Ask.com has cut 40 jobs, including the beloved and talented Gary Price, in its reorganization and attempt to develop a new "strategy." You can read more in Gary's post on ResourceShelf, the Wall Street Journal article, the Reuters story, or a most interesting reaction from Search Engine Roundtable to new "strategy" of focusing their efforts on women over 30 and health and entertainment info. Can we say "tiny slice o' the market"? The sense in the search world in general is that this new direction (job cuts aside) is not a good one.
I am personally very disappointed, not only because I consider Gary a close friend and colleague, but because I rely on Ask.com for all of my searching. I teach it in my classes.
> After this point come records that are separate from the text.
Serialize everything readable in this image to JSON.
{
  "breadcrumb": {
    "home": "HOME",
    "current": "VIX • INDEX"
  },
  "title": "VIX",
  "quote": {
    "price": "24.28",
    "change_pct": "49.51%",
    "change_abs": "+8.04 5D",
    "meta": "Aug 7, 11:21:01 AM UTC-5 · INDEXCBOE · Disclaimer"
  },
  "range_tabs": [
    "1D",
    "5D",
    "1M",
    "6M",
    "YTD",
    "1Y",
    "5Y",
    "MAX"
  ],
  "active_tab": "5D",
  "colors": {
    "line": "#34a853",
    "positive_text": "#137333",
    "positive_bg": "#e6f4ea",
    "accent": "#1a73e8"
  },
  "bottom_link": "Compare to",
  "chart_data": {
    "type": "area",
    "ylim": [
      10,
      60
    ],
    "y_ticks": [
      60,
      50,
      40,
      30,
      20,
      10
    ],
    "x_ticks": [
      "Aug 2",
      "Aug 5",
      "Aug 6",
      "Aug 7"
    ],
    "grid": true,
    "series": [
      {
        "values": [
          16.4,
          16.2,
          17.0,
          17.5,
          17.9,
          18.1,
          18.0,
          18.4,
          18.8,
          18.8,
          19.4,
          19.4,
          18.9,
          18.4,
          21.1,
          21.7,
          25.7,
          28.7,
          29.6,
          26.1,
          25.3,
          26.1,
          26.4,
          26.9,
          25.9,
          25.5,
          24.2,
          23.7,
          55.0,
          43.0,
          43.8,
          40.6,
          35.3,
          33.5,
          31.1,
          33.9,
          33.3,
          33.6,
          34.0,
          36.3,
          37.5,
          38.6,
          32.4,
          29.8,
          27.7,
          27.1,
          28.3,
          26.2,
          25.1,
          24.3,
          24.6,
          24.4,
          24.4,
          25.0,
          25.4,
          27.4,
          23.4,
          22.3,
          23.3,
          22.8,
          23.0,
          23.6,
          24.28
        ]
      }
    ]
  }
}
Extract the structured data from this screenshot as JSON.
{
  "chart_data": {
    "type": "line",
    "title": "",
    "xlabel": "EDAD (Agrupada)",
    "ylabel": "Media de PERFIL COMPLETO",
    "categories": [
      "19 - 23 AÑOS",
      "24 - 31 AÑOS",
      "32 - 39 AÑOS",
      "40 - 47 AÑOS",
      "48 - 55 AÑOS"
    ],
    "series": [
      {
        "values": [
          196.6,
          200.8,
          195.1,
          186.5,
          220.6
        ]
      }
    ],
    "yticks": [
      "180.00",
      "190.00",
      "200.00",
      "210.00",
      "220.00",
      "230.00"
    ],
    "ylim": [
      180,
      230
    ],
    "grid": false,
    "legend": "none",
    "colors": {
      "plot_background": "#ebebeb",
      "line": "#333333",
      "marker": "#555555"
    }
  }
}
I promote it on my blog when awesome features are introduced. The results are better, better-presented, and better-organized from a research standpoint - which is what library staff are usually using a search engine for. If it changes from what it is, and doesn't offer me what I need as an educational searcher, then I'll be in search of another engine to meet my needs. Let's wait and see what happens.
Please, Sarah, forgive me re-producing the whole of your post from earlier this month. In mitigation I offer the fact that it was the best one on this story which appeared in a lot of different places, including the ones you have provided links for above. It may not be a disaster but it sure feels like one to a large number of librarians and information managers!
I am personally not with Sarah on relying on Ask.com for all of my searching but that is because I am usually looking for something that I know exists e.g. the title of an article. When I'm researching something new then it's Ask.com, Yahoo! Answers or Exalead -- possibly all three and maybe others until I'm sure that I've got an answer to the question or, the more difficult issue, that an answer does not exist.